Le Gouvernement de la République démocratique du Congo rassure les parents et les enseignants sur le respect des mesures sanitaires édictées contre l’épidémie de monkeypox pour le bon déroulement de l’année scolaire 2024-2025. Dans un message vidéo diffusé par le ministère de l’Éducation nationale et nouvelle citoyenneté, la ministre Raïssa Malu indique que l’ensemble de l’administration est mobilisée pour s’assurer que tout se passe bien à partir de lundi et tout au long de l’année.
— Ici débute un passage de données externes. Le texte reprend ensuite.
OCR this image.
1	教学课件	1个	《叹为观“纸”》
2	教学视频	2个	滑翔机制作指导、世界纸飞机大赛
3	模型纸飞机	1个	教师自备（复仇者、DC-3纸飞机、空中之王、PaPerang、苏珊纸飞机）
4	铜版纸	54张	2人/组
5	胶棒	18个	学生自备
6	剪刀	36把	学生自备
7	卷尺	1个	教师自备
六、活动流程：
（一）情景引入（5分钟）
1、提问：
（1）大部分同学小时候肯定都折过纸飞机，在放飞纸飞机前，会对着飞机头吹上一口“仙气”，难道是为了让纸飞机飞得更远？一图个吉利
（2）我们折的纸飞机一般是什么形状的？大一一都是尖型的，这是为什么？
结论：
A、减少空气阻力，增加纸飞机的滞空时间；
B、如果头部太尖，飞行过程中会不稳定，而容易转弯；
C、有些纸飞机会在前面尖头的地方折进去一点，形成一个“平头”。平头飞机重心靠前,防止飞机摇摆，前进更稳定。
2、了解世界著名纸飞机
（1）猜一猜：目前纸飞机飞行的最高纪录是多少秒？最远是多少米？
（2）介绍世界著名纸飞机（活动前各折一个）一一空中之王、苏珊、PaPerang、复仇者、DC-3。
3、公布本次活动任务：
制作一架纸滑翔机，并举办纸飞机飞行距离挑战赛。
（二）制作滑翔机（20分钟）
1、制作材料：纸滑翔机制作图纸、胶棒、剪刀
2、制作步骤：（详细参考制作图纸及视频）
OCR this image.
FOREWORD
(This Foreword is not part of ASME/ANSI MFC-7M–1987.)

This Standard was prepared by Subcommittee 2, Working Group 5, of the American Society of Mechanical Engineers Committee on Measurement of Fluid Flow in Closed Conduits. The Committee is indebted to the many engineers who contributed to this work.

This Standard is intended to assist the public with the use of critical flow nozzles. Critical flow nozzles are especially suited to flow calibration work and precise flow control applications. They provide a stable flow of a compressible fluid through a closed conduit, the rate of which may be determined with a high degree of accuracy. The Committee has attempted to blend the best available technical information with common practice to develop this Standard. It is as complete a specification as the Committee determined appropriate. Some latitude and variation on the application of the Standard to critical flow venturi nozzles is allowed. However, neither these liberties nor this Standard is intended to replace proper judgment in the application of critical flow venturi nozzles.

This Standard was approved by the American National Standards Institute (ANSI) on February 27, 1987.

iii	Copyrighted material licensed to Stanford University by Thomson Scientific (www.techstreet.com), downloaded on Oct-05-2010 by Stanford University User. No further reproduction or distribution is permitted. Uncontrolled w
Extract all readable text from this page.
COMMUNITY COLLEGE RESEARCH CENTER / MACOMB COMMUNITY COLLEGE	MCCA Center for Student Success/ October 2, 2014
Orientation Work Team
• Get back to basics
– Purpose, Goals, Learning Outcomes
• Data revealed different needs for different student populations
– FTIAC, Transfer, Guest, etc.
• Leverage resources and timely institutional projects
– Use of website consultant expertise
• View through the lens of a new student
« A cette veille de la rentrée, j’aimerais évidemment aborder la question de l’épidémie de Mpox. Je voudrais vous rassurer qu’il y a une étroite collaboration entre le ministère de l’Education nationale et nouvelle citoyenneté avec le ministère de la Santé, pour s’assurer que nos écoles restent sûres, que les conditions soient assurées pour nos élèves au sein de l’ensemble de nos établissements. Le ministère de la Santé va donc diffuser un message que notre administration va relayer », a affirmé Raïssa  Malu.

La ministre de l’Education nationale et nouvelle citoyenneté a confirmé la rentrée scolaire pour le lundi 2 septembre 2024.

« Ce lundi 2 septembre est le jour officiel de la rentrée scolaire 2024-2025. Je me réjouis ainsi que l’ensemble de mon administration autant au niveau national, provincial que local, de commencer cette nouvelle année scolaire qui va être marquée par la consolidation de la gratuité de l’enseignement primaire qui reste valable, et également nous allons mettre en place un ensemble d’actions et de mesures pour agir sur la qualité de notre système éducatif », a déclaré la ministre d’État.